Robert and Linda Ollis were on an August 2013 trip to London when they were awoken by a call from home. Their oldest daughter, Kimberly, needed to relay a neighbor’s troubling message.
“There were two soldiers at our door,” Linda said. “They were looking for us.”
Despite being thousands of miles from their Staten Island home and Afghanistan, where their only son was serving, the parents could sense that the soldiers carried the worst possible news.
“In our hearts, we really knew,” the mother told me.
Staff Sgt. Michael Ollis was meant to be a soldier. Both his grandfathers were World War II veterans who survived the Battle of the Bulge. His dad fought in Vietnam.
“He was very, very proud of having two grandfathers who served and a father who served,” Robert said. “He always made me feel special (for serving) in Vietnam.”
Swearing an oath to defend the United States is a major achievement for any young man or woman, but for Michael, it was an almost foregone conclusion.
“There was absolutely no doubt that he was going into the Army,” Michael’s father said. “You would have one hell of an argument if you tried to stop him, which we never did. We always supported him.”
After his parents allowed him to enlist at age 17, Michael would eventually serve combat deployments in both Afghanistan and Iraq. Channeling his own experiences in Vietnam, Robert was amazed by how well his son handled his harrowing deployments to America’s post-9/11 battlefields.
“When he came home, his personality did not change,” Robert emotionally recounted. “In fact, he taught me a little bit about life.”
Staff Sgt. Ollis left for his third combat deployment, and second to Afghanistan, in January 2013. Later that summer, when his sister called their parents in London, it took five agonizing hours before Robert and Linda’s worst fears were confirmed by military personnel from the U.S. Embassy in London.
“It was surreal,” Linda said. “It just didn’t seem possible.”
Robert said that his son and a wounded Polish soldier were securing the zone around a massive truck bomb blast on Aug. 28, 2013, when an insurgent ambushed them in Afghanistan’s Ghazni Province.
“Michael stepped in front of (the Polish lieutenant), took out the insurgent and apparently must have been reaching down to disarm him also,” Robert explained.
The enemy fighter ignited his vest. Michael’s dad said the ensuing explosion caused catastrophic injuries that eventually took his 24-year-old son’s life.
“The Polish lieutenant was on the gurney next to him,” Robert said. “He said (the doctors) did everything they could.”
Today, the Polish soldier and his grateful nation are doing everything they can to thank Staff Sgt. Michael Ollis for his final act of courage.
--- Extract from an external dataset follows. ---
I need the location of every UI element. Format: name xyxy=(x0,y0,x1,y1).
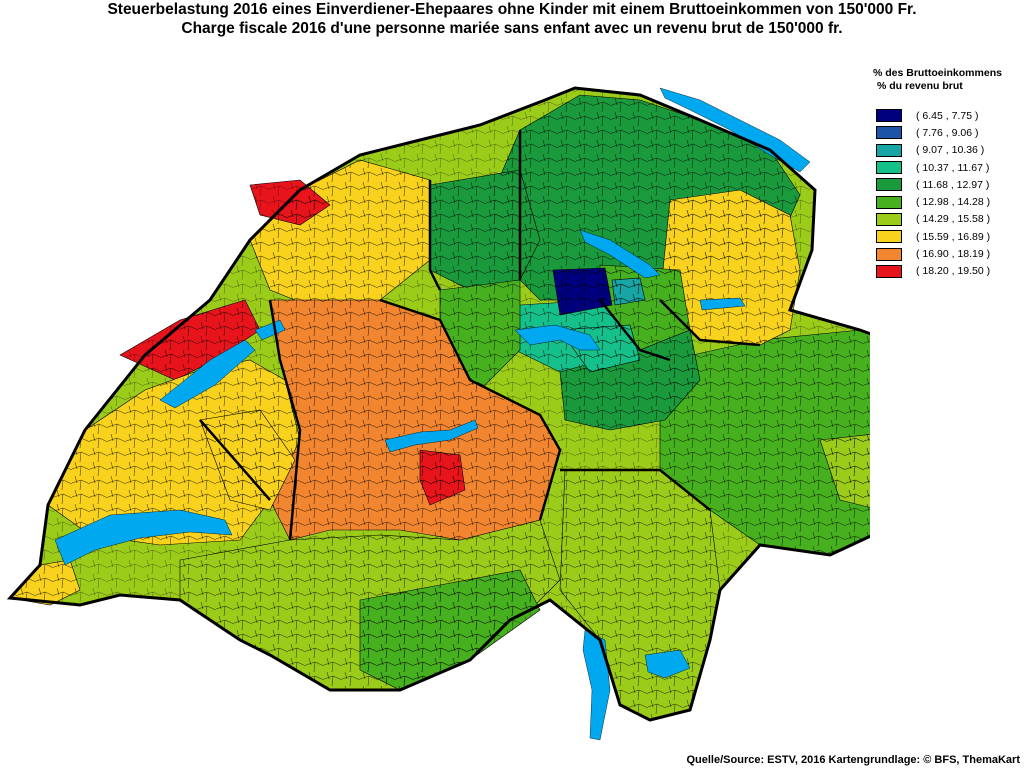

The Polish government has already bestowed its Armed Forces Gold Medal upon the fallen American soldier.
“He made a point to tell people that Michael had saved his life,” Linda said of the Polish lieutenant. “As a result of that, Michael has really been honored by the Polish people.”
The fallen hero’s parents, who posthumously accepted Michael’s Silver Star medal from the Army this past October, said the American people have also done an incredible job of saluting their son.
“We’ve received so many cards from people throughout the country, and gifts,” Michael’s mom said. “Our neighbors have been unbelievable.”
One gesture stands out. When Linda and Robert returned from receiving their son’s flag-draped casket, they noticed 24 American flags mounted on a fence near railroad tracks.
“One for each year of Michael’s life,” Linda said.
This August, Michael’s parents will travel to Poland, where their son will be saluted on the country’s Armed Forces Day. Upon returning to the United States for the anniversary of Michael’s passing, they plan to spend a quiet day in Staten Island with their surviving children.
“Being together as a family is the best way to honor him,” Michael’s dad said.
On Aug. 28, let’s honor Staff Sgt. Michael Ollis and his family by placing 24 American flags in front of our homes. The flags pay tribute to the 24 years that an American hero lived, and also to the hours of each day, which we are privileged to spend in freedom.